# Dark foreground:bright background



## Ron Evers (Jun 29, 2010)

I was trying to use a dark foreground to frame a bright landscape.  Tough shots with such a huge dynamic range.  What do you think?


1.








2.


----------



## pbelarge (Jun 29, 2010)

Ron
Those scenes are tough to photograph, the range is more than most cameras can capture in one photo.

The first one almos works, except the light on the tree trunk in the foreground.

The second photo is very busy and hard to photograph. The "almost silhouette of the trunks and then the blown out portions in the near backround make this a very difficult capture.

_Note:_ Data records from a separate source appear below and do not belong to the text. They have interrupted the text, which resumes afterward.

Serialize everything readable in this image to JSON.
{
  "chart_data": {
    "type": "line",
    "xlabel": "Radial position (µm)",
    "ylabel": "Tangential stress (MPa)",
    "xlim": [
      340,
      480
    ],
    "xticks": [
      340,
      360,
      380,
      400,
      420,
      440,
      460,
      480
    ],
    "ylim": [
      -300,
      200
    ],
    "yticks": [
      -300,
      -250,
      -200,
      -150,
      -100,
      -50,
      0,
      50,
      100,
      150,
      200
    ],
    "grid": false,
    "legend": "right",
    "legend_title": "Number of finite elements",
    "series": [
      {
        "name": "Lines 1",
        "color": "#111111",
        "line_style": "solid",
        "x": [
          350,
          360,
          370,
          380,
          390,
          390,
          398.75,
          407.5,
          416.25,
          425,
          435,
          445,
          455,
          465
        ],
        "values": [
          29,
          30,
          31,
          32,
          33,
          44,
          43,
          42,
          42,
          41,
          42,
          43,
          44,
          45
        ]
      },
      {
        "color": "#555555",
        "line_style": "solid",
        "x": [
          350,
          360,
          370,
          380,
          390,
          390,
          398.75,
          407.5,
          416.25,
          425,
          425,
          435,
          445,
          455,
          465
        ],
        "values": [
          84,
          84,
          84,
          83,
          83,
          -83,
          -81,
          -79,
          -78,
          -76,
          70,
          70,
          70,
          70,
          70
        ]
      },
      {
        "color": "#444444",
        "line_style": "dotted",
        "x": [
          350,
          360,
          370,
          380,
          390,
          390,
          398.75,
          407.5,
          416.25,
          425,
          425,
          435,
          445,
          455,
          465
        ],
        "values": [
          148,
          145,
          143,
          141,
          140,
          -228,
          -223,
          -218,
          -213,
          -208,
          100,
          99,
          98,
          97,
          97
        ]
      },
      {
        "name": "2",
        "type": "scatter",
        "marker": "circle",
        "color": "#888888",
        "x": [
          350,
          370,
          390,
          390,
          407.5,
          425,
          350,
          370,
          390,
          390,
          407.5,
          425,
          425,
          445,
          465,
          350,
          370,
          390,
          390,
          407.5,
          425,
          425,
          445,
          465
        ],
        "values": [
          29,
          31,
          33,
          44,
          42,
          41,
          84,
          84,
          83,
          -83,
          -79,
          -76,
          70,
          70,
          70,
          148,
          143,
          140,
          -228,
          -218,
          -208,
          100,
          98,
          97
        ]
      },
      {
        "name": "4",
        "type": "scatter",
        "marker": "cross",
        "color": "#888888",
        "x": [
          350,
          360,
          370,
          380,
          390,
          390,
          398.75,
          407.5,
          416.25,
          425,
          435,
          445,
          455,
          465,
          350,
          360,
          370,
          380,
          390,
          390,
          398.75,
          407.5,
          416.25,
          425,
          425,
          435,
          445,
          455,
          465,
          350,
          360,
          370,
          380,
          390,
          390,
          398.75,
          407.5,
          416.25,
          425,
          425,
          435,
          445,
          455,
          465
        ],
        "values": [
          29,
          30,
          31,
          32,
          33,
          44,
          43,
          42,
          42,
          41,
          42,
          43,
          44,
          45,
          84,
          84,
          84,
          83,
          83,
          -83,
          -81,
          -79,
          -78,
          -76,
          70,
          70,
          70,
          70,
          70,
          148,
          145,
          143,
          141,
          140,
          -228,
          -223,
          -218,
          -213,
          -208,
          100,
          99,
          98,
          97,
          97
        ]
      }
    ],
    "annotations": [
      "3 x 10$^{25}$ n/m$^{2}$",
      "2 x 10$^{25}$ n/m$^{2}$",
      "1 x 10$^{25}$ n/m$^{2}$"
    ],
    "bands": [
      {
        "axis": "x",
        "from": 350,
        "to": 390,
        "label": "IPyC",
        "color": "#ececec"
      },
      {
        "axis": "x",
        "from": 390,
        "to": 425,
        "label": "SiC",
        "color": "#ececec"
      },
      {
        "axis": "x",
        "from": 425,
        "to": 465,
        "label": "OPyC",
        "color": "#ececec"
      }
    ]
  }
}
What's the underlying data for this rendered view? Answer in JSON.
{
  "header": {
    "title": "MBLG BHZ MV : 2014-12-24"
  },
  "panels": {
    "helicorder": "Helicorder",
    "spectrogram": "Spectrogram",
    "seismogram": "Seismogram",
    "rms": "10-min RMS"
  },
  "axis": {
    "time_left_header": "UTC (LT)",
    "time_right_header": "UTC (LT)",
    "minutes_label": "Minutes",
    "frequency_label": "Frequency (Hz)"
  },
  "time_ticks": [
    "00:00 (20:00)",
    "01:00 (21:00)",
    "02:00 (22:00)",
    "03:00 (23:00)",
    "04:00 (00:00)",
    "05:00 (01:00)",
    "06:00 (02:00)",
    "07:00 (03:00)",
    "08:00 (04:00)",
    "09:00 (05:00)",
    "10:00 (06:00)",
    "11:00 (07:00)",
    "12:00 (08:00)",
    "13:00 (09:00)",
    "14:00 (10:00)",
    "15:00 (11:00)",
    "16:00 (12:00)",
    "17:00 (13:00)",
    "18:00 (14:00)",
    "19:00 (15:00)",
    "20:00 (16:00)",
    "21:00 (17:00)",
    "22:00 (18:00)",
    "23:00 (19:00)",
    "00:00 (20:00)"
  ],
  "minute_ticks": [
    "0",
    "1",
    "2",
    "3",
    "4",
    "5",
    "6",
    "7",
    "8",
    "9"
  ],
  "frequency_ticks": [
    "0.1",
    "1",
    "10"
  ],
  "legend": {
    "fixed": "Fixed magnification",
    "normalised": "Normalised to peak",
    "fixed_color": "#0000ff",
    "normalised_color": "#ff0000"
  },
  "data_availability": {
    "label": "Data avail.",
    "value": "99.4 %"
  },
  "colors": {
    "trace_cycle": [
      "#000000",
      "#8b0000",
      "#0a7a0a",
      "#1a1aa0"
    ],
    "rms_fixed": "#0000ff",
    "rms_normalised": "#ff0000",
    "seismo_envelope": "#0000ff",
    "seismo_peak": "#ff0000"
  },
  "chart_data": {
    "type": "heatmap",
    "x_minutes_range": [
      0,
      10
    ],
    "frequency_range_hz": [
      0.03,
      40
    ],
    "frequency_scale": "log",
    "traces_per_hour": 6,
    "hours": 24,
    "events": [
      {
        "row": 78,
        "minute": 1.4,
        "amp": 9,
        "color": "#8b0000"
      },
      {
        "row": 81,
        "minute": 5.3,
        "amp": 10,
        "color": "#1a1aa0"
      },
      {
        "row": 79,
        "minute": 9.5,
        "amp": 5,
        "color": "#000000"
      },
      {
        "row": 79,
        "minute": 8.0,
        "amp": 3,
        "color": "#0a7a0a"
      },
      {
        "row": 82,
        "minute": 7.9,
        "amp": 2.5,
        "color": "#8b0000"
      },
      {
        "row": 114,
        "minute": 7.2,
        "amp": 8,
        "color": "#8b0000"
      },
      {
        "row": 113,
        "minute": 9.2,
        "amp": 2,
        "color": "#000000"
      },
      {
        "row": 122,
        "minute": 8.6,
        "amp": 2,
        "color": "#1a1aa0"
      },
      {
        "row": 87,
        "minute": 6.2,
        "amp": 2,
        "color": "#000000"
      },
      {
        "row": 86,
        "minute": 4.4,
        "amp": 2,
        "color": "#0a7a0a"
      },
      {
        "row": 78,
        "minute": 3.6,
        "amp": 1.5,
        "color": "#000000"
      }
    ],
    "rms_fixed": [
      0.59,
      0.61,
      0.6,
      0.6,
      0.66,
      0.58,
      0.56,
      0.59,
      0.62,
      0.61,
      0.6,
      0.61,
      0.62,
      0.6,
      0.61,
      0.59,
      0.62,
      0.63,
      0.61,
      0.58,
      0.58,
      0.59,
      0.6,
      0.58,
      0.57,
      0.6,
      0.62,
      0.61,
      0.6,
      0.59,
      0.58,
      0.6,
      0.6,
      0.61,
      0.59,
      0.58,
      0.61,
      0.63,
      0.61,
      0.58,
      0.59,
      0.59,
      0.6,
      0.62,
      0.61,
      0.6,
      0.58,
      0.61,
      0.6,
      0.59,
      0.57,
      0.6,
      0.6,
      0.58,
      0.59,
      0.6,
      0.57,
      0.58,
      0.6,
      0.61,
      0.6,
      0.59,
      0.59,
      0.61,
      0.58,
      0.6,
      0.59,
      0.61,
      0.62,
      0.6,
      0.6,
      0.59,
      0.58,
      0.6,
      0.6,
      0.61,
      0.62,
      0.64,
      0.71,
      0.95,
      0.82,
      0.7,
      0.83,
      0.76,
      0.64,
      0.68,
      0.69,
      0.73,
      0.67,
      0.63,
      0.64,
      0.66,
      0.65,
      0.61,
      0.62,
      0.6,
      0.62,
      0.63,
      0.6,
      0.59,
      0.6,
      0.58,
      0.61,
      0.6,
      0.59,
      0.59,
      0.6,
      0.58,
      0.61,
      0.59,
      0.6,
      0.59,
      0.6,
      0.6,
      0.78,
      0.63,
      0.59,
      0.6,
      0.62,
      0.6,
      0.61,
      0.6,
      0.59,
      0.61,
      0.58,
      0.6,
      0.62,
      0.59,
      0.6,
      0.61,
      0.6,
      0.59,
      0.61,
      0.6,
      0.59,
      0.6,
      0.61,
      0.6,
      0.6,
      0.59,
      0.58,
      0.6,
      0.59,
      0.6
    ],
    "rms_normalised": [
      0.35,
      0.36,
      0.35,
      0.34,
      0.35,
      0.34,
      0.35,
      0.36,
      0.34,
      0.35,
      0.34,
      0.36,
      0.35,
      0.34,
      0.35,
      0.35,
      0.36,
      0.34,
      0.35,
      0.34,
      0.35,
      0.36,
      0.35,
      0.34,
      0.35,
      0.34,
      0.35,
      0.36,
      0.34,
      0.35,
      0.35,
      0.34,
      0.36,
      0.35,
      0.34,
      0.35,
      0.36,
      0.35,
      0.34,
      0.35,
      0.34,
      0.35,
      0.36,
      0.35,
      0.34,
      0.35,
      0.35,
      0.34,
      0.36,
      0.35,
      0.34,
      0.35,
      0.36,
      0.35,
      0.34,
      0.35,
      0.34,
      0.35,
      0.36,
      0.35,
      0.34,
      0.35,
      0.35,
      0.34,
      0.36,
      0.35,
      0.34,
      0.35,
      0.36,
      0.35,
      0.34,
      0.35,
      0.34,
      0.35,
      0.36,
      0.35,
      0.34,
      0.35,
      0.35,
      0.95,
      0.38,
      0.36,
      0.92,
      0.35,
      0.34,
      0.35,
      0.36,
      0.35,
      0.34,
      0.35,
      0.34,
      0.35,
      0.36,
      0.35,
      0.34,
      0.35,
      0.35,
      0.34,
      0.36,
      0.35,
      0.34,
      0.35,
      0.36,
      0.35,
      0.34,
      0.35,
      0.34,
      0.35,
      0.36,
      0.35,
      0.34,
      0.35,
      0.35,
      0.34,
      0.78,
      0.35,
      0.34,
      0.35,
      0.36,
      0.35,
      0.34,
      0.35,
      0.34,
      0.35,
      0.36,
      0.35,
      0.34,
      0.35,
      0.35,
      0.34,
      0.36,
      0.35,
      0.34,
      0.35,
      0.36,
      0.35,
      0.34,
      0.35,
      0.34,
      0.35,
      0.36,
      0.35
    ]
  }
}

Maybe bracketing will be a better method???


----------



## Nod (Jun 29, 2010)

Would a ND filter have helped !  It might have taken some reflection off of the water.  Just a thought.


----------



## bentcountershaft (Jun 29, 2010)

I've never had any luck with shots like these although I haven't tried them a lot.  I did when I first started with my camera and I guess it discouraged me after a few attempts.  These look better than what I've tried.  I'd love to hear the secret to nailing them.


----------



## Ron Evers (Jun 29, 2010)

Nod said:


> Would a ND filter have helped !  It might have taken some reflection off of the water.  Just a thought.



Not a ND but a CPL perhaps & I had both with me.  However, that was the least of my concern at the time. 

I did take two shots of #2, one with -1/3 exposure compensation, which is the one presented.  

" I'd love to hear  the secret to nailing them."  Me too.


----------